Elle était, de tous les endroits imaginables, dans les toilettes de Mimi. Elle pouvait s'entendre travailler avec les garçons… sur le Polynectar ? Qu'est-ce qu'il faisait là ? Elle se souvenait de cette nuit. C'était la veille de la nuit où ils le finiraient. Ils étaient venus vérifier son état, et tout en discutant, ils s'étaient l'un après l'autre faufilés dehors, pour retourner à la Tour de Gryffondor. Elle regarda autour d'elle. Elle le vit retirer sa cape, et leva les yeux vers lui.
Il semblait surpris, et avança vers leur chaudron. Un sourire éclaira fugitivement son visage quand il vit que la couleur et la consistance étaient parfaites. « Bien joué, Miss Granger, » murmura-t-il, avant de remettre sa cape et de partir. La tension qu'elle avait appris à reconnaître dans ses traits n'était pas aussi prononcée, et elle put entrevoir le genre d'homme qu'il aurait pu être s'il n'avait pas eu à faire tant d'effort pour eux dans la Guerre.
Attendez un peu… Il savait ?
Elle se sentit tourbillonner, et cette fois se retrouva dans la classe de potions. Probablement en cinquième année, parce que Neville était toujours assis à côté d'elle. Elle avait appris bien plus tard qu'elle avait été choisie pour s'asseoir à côté de lui dans le seul et unique but d'essayer de l'empêcher de faire exploser toute la classe. Ça lui avait certainement beaucoup appris, ce qui lui avait permis de suivre son apprentissage plus rapidement ; après tout, elle en connaissait déjà un rayon sur les différentes façons dont une potion pouvait mal tourner, et les moyens de réparer les erreurs quand c'était possible.
Il faudrait qu'elle se souvienne de remercier Neville pour ça.

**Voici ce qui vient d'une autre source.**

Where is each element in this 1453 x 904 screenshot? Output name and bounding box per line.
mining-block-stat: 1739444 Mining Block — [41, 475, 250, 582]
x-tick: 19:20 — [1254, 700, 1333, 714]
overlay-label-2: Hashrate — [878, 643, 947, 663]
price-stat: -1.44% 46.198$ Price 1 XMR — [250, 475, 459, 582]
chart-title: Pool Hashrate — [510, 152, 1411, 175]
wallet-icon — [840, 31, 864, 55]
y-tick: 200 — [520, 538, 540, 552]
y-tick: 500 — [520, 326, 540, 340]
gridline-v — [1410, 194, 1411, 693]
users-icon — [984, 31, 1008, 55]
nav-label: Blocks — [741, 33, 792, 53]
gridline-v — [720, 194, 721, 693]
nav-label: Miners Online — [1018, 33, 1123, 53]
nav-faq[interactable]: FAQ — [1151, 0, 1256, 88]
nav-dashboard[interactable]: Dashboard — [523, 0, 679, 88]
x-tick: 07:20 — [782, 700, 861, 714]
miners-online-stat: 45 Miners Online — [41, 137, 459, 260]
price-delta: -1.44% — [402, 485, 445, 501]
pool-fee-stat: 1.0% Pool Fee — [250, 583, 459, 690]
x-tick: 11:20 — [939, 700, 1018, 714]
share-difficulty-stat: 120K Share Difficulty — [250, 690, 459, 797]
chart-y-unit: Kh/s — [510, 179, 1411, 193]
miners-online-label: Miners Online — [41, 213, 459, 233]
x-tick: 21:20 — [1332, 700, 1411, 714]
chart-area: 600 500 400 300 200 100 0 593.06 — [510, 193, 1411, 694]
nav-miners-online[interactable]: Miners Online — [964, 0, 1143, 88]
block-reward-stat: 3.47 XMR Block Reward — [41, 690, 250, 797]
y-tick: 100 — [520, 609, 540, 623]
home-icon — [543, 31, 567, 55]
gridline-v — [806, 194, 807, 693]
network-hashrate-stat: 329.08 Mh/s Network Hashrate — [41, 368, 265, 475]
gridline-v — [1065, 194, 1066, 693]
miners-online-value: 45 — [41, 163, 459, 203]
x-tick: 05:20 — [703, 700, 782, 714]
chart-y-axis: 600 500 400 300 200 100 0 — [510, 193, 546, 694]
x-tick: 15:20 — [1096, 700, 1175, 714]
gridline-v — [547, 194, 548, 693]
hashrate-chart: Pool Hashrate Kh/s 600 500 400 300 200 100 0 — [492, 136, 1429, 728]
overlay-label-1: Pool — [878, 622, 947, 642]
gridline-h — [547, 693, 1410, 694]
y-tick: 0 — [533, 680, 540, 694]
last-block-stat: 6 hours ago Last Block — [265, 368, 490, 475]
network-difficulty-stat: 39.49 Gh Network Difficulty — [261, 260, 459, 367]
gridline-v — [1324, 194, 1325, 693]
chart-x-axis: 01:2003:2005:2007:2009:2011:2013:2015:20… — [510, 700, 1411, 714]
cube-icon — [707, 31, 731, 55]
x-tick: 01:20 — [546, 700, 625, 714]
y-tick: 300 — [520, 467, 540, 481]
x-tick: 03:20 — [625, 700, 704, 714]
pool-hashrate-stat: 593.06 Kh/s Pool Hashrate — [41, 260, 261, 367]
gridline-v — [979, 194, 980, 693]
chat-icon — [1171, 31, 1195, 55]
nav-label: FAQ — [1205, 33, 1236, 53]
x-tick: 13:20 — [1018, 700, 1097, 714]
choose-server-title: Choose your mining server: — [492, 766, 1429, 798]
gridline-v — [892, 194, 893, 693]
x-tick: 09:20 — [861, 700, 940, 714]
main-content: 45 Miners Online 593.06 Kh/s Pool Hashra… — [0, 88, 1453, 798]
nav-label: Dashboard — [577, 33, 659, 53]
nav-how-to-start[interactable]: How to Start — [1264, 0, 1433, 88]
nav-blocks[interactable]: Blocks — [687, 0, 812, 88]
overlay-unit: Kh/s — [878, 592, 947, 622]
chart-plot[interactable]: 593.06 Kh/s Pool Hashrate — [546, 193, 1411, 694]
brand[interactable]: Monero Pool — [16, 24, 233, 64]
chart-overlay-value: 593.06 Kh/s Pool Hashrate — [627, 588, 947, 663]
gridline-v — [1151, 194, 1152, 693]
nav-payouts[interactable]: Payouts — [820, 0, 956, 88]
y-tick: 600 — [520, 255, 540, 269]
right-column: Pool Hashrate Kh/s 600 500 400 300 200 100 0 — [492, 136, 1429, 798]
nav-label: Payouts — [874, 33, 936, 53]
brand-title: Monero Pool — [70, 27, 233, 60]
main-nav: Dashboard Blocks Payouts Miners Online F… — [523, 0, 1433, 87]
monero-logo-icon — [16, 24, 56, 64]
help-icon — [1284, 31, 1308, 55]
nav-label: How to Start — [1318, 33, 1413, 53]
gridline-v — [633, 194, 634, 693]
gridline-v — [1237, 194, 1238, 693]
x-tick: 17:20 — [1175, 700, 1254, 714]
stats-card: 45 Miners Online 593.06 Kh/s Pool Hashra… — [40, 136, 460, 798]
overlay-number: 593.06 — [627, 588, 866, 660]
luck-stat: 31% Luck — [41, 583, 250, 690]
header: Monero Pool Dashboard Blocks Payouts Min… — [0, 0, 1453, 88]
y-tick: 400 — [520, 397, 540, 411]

De nombreuses autres images de ses années d'écoles passèrent devant elle. Des regards volés en sa direction qu'elle n'avait pas remarqués alors, et qui n'étaient pas nécessairement ceux d'un professeurs. Sa panique et son inquiétude quand, en septième année, Crabbe et Goyle s'étaient mis en tête de la kidnapper à Pré-au-Lard. Quand elle y repensait, ça avait été un kidnapping court et relativement indolore, mais voir à quel point il était dans tous ses états quand il était seul ou avec Albus laissait deviner que ça avait été pour lui un moment-clé. Et qu'il s'en était voulu de ne pas avoir pu la protéger.
Elle vit des images de sa fatigue grandissante, et des souvenirs qu'elle se rappelait également. La façon dont elle avait remarqué qu'il s'intéressait à elle maintenant qu'elle avait eu son diplôme. Combien il avait été morose cet été-là, parce qu'elle était allée passer un dernier mois avec sa famille avant de commencer son apprentissage. Et ça avait véritablement été leur dernier été, puisque cette année-là, à Halloween, les Mangemorts avaient rasé la maison où elle avait grandi, il n'en était rien resté.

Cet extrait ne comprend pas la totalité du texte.